Taí a explicação do que aconteceu comigo na voz do “cidadão de bem”, sempre “muito bem informado”.

Ser mulher é uma enorme de uma bosta e se você fazer qualquer coisa pra mudar isso, terá que lidar com esse tipo de coisa.

Não, não nasci pra esse mundo…

ALGUNS COMENTÁRIOS QUE A NOTÍCIA DA TENTATIVA DE HOMICÍDIO DE SUZANE RECEBEU NO PORTAL DO G1

“18 anos e já mãe solteira , depois saiu naquela noite pra ficar ( meter ) com o amigo , depois vão pra boteco encher a cara …..! Boa parte da mulherada não se da valor e respeito , então não podem se queixar !”

“Se estivesse em casa cuidando do filho de 4 anos, nada disso teria acontecido, vamos procurar chifre em cabeça de cobra, as vezes se acha”

“Se eu tivesse uma namorada feia desse jeito eu também já a teria jogado do prédio.”

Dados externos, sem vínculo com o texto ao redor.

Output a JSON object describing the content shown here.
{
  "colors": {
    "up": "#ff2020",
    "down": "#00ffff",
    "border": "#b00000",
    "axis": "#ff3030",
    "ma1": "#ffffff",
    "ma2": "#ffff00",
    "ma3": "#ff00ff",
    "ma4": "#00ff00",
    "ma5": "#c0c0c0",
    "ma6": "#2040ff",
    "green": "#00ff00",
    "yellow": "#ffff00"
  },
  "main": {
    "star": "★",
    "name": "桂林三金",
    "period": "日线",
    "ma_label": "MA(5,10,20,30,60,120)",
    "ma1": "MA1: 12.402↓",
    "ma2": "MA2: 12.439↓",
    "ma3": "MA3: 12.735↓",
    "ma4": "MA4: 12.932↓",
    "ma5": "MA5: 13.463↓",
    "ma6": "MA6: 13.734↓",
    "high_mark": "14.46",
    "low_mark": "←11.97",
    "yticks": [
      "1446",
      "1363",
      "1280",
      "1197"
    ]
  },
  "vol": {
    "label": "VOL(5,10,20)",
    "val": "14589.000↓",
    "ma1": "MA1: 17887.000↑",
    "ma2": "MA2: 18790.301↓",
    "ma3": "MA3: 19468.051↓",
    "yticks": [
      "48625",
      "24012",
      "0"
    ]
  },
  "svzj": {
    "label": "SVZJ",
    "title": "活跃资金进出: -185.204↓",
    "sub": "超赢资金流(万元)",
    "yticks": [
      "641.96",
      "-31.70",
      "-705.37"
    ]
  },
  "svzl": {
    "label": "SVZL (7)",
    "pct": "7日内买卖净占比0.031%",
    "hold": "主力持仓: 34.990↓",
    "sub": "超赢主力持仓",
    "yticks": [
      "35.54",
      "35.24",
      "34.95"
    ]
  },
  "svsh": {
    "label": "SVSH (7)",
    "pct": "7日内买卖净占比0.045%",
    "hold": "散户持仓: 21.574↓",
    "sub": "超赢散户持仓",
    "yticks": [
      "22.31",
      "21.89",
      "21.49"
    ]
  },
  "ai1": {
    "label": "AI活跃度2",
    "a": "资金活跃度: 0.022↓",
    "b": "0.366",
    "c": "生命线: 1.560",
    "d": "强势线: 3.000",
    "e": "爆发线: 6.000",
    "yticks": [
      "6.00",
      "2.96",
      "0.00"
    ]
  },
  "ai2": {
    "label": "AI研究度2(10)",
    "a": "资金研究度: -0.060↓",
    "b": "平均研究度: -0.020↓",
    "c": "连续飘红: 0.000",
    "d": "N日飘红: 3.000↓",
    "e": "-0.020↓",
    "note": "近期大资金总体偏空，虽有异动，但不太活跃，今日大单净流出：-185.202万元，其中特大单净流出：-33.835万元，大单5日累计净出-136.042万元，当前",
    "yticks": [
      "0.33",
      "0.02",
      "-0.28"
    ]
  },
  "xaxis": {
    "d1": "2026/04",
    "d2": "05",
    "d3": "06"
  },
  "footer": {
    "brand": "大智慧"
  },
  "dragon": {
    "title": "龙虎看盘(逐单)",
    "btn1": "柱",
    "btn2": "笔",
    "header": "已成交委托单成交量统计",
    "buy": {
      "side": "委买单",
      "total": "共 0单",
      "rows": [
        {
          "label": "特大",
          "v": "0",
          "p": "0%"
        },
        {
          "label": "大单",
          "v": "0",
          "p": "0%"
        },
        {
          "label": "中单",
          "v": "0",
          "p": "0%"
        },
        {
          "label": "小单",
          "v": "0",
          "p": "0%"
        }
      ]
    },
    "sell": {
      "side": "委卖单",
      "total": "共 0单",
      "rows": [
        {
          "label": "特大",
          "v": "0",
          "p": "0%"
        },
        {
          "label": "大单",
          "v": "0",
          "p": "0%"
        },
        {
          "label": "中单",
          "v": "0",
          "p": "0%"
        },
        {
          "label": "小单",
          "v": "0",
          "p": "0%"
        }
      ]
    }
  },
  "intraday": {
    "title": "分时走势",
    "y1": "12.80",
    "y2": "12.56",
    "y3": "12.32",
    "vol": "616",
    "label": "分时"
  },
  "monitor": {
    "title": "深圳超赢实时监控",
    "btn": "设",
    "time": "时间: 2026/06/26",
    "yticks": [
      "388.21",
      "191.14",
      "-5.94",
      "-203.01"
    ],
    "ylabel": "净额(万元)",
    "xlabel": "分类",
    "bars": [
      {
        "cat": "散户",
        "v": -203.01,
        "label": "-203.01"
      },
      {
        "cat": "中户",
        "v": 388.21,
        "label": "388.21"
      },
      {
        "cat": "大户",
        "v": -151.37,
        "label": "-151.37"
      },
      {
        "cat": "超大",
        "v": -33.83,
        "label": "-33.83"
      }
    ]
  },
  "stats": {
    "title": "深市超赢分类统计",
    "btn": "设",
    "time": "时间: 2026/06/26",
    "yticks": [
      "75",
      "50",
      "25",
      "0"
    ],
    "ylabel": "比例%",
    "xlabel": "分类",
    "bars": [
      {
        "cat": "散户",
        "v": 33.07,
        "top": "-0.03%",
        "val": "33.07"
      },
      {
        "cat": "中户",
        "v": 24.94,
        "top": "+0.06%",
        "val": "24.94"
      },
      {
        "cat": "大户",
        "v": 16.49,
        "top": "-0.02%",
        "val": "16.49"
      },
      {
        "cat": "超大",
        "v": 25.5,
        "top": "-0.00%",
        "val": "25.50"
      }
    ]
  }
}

“conheceu o cara na rua e já foi entrando no apartamento dele com mais um casal, bem feito.”

“Tambem, vai ficando com qq um que nem conhece, bebum ainda por cima. Ta querendo o que? Beber junto? Quando nem a mãe suporta, é osso. Deu nisso. Ja que tem filho porque nao sai da aula e vai la ficar com ele? Larga pros pais tomarem conta. Vê se acorda.”

“Já sei! Ele bebeu pra tomar coragem e pegar essa coisa feia. Daí passou o efeito, ele se arrependeu, ficou com raiva e tentou matá-la pra ninguém ficar sabendo que ele pegou e zuarem com ele.”

“Certamente, não ficaram só na cervejinha.”

“Desententimentos entre nóias… só isso!”

“Generalizar é burrice, mais se tratando de uma aluna da USP não da pra confiar 100% na história!”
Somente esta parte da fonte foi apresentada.